A great many issues in this country which begin as inherently moral have become so highly politicized that any discussion surrounding them becomes dry and heavily saturated with platitudes. The food industry is not one such area in which only soundbytes and clichés dominate the conversation. When I first became a vegetarian, and then a vegan, my personal reasons for doing so were largely governed by the abysmal treatment of animals in factory farms, with the health benefits as a close second; however, the arenas of vegetarianism, veganism, and the food industry as a whole are multifaceted and are as much about human rights as animal rights.
According to the University of Windsor’s recent study on the psychological effects on workers in the slaughterhouse profession, profound trauma has emerged in countless individuals whose job it is to kill the animals which we consume. In short, it is not an overstatement to say that the work these men are employed to perform destroys their psyche, sense of inner peace, and overall well-being. In fact, the book Slaughterhouse: The Shocking Story of Greed, Neglect, and Inhumane Treatment Inside the U.S. Meat Industry not only chronicles the plight of billions of animals, but of the workers who suffer through a significant mental and emotional toll.
The Texas Observer Article “PTSD in the Slaughterhouse” summarizes this phenomenon perfectly. The fact that these workers are required to take life but are forbidden to feel the emotional ramifications of such a task often leads to substance abuse, many forms of anxiety, and domestic violence. Incidentally, the meat packing industry is the only industry to be singled out by Human Rights Watch for broad workers rights abuses – a testament to the fact that much, much more needs to be done to get society to view the food industry more holistically. The desensitization to which these workers are subjected adversely affects their ability to adjust into a society where killing is “bad,” and a general fondness for animals is “good.”
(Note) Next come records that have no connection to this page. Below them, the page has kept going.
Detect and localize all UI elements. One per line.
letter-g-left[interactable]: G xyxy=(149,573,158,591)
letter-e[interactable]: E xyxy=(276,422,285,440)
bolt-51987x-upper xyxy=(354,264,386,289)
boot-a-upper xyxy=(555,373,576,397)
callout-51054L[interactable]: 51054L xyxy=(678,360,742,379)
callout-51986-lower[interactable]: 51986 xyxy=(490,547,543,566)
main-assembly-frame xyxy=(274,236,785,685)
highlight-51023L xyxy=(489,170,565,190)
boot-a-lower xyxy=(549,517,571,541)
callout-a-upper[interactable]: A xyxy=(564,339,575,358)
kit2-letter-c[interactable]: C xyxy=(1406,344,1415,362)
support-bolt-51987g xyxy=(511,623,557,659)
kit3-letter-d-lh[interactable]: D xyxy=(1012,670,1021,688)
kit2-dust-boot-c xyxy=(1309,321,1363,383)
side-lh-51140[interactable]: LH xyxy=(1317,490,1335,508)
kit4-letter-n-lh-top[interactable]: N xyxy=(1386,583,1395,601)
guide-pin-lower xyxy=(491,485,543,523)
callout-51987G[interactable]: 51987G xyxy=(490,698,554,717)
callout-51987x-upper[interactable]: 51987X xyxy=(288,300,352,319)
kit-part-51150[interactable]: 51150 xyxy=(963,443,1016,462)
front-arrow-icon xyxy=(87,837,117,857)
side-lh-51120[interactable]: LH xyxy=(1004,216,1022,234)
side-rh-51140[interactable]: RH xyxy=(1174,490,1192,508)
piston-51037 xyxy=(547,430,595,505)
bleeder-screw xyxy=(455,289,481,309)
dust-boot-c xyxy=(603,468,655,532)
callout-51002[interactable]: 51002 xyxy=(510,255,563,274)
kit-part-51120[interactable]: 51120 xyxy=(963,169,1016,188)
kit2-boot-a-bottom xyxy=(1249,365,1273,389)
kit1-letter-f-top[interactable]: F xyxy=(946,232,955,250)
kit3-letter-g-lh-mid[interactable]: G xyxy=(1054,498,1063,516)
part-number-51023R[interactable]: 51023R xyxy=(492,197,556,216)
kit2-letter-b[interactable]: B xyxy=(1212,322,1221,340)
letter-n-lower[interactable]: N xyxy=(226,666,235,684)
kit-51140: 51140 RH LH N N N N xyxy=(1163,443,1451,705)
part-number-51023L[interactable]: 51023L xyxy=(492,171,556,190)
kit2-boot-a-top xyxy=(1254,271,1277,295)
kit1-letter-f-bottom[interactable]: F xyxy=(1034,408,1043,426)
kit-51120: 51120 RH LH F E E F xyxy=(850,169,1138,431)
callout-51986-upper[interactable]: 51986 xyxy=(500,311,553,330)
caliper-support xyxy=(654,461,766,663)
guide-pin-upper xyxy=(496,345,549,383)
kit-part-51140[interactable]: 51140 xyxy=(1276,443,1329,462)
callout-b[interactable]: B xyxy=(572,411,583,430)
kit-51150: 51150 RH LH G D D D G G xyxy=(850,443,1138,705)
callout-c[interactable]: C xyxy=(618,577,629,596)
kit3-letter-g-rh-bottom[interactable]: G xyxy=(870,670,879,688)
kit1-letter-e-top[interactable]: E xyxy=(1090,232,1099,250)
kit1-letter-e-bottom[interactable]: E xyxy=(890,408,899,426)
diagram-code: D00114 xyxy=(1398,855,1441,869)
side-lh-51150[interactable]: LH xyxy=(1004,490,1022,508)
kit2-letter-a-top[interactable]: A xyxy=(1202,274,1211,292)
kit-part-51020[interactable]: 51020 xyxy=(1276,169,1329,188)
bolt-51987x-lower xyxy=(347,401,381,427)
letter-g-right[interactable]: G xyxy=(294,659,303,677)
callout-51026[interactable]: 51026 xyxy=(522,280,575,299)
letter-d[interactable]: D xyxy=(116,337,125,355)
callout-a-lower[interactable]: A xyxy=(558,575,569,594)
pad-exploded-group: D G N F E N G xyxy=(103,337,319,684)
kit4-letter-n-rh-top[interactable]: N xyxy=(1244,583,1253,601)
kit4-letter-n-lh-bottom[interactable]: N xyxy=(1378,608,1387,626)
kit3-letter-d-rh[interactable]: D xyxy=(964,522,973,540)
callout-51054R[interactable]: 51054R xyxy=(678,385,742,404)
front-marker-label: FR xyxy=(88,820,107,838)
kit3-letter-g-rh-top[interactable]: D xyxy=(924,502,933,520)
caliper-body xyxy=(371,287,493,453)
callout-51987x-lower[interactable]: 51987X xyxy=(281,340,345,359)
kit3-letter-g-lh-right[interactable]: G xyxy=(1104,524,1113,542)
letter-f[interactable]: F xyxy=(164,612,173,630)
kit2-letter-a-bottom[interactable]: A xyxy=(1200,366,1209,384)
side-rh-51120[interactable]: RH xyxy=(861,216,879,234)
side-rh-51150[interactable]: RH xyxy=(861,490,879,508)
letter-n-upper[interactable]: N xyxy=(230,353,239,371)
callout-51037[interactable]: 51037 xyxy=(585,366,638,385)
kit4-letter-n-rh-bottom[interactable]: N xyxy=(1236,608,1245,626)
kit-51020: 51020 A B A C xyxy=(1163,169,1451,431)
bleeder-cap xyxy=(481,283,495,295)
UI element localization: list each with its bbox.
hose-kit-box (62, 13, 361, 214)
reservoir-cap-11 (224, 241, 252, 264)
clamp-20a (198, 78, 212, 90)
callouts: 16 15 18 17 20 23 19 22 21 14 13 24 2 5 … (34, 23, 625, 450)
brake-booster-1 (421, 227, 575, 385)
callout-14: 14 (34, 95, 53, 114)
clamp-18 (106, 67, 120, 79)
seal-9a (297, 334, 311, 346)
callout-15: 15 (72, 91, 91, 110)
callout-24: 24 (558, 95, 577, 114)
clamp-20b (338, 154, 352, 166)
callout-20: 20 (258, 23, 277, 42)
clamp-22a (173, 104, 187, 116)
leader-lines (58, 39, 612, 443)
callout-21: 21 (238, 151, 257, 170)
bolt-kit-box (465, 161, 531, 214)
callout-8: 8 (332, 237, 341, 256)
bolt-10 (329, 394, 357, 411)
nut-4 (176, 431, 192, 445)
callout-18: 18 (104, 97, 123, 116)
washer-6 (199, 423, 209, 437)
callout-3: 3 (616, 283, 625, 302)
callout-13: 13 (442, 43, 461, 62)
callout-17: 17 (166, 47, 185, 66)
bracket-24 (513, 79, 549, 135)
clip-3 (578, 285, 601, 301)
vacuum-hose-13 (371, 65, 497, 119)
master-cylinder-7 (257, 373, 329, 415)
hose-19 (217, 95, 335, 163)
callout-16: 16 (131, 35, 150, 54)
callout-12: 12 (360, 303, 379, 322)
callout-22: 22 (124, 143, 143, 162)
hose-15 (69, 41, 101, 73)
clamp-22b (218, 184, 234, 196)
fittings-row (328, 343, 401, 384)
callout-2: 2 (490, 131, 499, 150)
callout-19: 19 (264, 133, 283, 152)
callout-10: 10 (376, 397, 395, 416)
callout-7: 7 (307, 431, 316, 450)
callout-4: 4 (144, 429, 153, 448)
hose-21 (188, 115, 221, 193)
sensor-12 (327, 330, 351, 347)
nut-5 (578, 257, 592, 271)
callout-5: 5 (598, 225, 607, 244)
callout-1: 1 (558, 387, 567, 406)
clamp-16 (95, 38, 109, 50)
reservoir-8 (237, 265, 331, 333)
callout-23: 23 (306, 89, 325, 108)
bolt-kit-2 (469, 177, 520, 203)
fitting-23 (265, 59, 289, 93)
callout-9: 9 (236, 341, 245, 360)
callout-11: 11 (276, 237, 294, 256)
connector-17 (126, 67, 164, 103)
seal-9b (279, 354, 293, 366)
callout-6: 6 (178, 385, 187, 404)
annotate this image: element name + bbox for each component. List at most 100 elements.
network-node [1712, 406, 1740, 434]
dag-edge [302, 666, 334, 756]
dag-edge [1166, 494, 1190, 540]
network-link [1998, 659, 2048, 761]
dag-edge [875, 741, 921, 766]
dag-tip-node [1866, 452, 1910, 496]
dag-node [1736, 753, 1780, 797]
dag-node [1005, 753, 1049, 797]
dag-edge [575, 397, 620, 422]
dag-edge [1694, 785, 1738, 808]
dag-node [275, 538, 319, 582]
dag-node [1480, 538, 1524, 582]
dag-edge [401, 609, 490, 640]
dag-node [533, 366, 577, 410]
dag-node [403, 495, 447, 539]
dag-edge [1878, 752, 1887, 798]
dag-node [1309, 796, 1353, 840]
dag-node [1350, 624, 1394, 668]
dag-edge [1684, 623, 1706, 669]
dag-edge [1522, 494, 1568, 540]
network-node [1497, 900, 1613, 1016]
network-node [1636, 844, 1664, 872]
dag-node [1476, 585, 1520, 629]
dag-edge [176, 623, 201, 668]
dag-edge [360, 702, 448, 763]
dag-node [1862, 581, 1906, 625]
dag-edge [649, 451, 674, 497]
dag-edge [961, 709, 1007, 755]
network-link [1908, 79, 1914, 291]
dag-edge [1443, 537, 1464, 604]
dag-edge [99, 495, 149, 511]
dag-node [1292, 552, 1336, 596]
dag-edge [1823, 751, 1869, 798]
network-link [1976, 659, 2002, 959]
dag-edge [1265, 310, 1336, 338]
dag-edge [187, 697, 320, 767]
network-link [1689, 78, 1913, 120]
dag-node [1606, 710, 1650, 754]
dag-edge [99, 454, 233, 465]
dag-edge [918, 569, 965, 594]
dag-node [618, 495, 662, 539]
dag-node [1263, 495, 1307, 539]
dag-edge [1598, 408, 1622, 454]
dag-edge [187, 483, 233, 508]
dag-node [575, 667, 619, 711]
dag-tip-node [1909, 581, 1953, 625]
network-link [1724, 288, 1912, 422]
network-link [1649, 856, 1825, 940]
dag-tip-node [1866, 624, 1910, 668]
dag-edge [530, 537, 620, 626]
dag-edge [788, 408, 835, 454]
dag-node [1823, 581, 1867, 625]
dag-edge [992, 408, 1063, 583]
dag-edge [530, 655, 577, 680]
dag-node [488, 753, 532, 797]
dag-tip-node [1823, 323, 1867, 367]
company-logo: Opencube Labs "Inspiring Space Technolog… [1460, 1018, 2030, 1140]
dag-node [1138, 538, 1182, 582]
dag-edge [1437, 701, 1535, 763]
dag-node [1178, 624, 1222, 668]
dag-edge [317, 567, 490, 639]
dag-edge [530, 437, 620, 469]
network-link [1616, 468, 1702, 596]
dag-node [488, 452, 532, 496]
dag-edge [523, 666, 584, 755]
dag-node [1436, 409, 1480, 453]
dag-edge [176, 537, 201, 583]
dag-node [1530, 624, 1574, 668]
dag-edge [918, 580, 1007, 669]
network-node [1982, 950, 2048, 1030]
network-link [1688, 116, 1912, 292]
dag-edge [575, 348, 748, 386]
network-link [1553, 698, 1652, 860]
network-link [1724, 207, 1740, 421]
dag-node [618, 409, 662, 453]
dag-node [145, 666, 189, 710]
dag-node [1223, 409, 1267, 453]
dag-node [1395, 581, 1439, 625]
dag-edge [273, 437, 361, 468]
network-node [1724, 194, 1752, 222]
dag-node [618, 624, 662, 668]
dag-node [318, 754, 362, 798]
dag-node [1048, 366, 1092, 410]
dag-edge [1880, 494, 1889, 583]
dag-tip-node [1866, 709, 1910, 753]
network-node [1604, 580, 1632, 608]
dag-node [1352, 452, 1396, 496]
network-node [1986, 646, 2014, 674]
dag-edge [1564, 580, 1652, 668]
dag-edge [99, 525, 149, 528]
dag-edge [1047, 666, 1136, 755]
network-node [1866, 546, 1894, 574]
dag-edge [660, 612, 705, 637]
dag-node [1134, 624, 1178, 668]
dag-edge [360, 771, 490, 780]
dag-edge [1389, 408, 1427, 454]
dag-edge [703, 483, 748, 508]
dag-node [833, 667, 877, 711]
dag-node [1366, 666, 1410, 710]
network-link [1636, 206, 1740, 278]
My personal opinion is that the human spirit is not designed to adapt to such brutality. For the very same reasons I believe war is unnatural, for the very same reasons I believe that our inclination for compassion innately overrides our propensity for hostility, I wish to see an end to the barbaric practice of slaughtering animals in such a mechanized and inhumane fashion. So, why am I a vegan? I aim to reject cruelty to sentient beings, both non-human and human. I reject the speciesist approach to food consumption, but also view the issue through a human rights paradigm.